The result was a plan which aggressively applied newer technology, such as extended reach and horizontal drilling and potential subsea completions. This resulted in deleting three 9-slot well platforms and hence, optimized investment. Additionally, the plan aggressively leveraged investment and maintained flexibility by leasing rather than purchasing jack-up accommodations, floating storage offloading (FSO), and a floating warehouse. It improved production profiles by replacing a number of vertical wells with more productive horizontal wells and utilizing early production from exploration and appraisal wells. The latter will provide better reservoir information early thus improving on the normal reservoir risk aspects in the future. This will also contribute to a more cost efficient facility design when that activity commences.

Downside Protection:

Even with all the improvements in investment efficiency through the optimization of facility planning and enhanced reservoir development techniques, the two year delay in the project (considering more than $100 million had been invested) left un-competitive economics.

In recognition of the need to maintain a competitive fiscal environment to attract international investors, the government has shown a willingness to discuss fiscal terms to ameliorate demonstrated hardship. In this case, negotiations resulted in modified fiscal terms and agreement on alternative plans that had equivalent investment efficiencies to those in the original development plan. The resulting atmosphere encouraged aggressive development investment which had a risk profile commensurate with traditional oil and gas developments worldwide.

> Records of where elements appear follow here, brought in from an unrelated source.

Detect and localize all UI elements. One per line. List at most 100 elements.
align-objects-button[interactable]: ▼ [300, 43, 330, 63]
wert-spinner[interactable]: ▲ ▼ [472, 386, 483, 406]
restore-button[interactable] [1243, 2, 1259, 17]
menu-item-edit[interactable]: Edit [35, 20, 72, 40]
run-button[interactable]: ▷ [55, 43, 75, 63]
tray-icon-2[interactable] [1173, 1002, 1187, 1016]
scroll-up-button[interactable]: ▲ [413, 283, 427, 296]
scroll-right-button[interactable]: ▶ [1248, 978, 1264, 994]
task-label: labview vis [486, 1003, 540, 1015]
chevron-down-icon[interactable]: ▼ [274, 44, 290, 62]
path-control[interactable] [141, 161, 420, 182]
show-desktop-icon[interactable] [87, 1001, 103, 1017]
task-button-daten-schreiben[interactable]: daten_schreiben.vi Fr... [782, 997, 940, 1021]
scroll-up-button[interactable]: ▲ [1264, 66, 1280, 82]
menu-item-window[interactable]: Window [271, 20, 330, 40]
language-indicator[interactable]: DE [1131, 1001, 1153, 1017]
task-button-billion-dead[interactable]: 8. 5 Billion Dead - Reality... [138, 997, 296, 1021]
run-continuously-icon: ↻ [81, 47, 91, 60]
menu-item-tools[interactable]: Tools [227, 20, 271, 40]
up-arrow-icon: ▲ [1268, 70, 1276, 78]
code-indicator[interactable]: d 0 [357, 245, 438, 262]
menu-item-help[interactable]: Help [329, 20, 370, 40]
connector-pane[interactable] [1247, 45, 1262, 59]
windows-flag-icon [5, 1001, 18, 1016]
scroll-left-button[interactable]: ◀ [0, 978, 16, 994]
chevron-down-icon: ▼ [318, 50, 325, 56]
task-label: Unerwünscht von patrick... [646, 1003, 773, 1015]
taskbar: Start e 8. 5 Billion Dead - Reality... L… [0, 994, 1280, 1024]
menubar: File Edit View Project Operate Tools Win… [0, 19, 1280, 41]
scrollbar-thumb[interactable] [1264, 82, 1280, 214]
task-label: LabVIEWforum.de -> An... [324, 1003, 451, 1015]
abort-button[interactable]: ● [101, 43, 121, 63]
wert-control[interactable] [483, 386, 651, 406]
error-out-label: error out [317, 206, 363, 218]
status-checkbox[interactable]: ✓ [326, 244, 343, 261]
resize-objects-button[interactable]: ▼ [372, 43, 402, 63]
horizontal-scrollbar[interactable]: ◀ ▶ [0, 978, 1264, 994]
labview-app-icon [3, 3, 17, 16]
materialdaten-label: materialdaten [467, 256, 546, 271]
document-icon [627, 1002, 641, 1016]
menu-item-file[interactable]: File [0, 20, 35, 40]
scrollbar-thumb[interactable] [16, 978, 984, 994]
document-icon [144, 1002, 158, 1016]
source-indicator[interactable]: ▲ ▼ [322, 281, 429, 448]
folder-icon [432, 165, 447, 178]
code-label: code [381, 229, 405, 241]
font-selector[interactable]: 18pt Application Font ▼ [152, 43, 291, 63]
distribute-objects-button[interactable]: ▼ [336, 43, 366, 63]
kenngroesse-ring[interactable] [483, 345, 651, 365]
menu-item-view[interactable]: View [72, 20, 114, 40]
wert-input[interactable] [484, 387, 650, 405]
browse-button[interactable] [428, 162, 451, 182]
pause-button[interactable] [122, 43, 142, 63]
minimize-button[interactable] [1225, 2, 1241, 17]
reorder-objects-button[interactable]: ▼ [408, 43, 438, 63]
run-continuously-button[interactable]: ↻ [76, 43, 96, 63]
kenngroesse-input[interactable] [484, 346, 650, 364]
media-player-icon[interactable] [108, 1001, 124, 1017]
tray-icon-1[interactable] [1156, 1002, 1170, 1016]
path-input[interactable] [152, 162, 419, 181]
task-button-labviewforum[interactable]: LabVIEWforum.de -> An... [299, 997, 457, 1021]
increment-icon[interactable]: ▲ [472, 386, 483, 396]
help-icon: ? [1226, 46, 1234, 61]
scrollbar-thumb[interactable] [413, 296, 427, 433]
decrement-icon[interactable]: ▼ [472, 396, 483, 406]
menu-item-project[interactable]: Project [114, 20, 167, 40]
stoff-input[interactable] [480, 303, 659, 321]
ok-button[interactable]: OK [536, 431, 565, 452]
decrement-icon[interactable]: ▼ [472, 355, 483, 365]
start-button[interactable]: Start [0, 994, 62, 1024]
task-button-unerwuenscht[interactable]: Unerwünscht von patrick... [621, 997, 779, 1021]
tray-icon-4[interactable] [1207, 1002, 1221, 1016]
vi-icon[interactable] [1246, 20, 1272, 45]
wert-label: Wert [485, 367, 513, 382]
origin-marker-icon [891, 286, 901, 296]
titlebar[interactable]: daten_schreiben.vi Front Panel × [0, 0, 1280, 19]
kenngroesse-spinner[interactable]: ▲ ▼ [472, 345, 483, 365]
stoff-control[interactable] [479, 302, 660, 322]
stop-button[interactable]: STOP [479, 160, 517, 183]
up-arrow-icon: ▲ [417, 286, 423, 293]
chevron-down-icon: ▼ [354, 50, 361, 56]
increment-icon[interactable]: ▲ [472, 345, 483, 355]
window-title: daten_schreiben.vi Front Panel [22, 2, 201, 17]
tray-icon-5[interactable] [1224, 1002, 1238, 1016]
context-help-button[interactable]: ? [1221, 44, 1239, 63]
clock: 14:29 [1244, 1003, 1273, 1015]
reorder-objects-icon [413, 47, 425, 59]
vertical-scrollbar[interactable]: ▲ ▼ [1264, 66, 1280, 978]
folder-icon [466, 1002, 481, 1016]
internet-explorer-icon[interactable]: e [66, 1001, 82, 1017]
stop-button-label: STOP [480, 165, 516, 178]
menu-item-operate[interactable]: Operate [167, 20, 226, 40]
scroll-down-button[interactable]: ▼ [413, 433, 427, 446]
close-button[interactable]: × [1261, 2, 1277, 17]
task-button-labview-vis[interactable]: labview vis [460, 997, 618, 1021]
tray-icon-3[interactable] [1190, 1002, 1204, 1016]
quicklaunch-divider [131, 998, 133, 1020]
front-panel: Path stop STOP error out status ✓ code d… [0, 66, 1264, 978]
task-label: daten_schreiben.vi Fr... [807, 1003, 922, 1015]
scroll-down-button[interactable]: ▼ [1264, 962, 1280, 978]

Figure 3. Schematic of the current configurationof platforms, pipelines and export facilities which were originally configured for onshore processing. Eight new fields included Lombo North, Cavala, Calafate, Bagre, Estrela, Albacore, Savelha, and Chopa.

Results:

The first phase of the revised development project was given the go-ahead in February 1995 and the second phase kicked off two months later. Ten new platforms were installed and processing capacity was expanded on existing platforms during late 1995 and early 1996 (see Figure 3). First production from the new platforms was achieved on March 6, 1996. A Block 2 milestone of 100,000 BOPD was achieved in May 1996. The last three of the eight new fields will be put on production by end 1996 as drilling progresses. During the first two major phases of this ten year plan, the operation also achieved exemplary environmental program performance and established all-time safety records.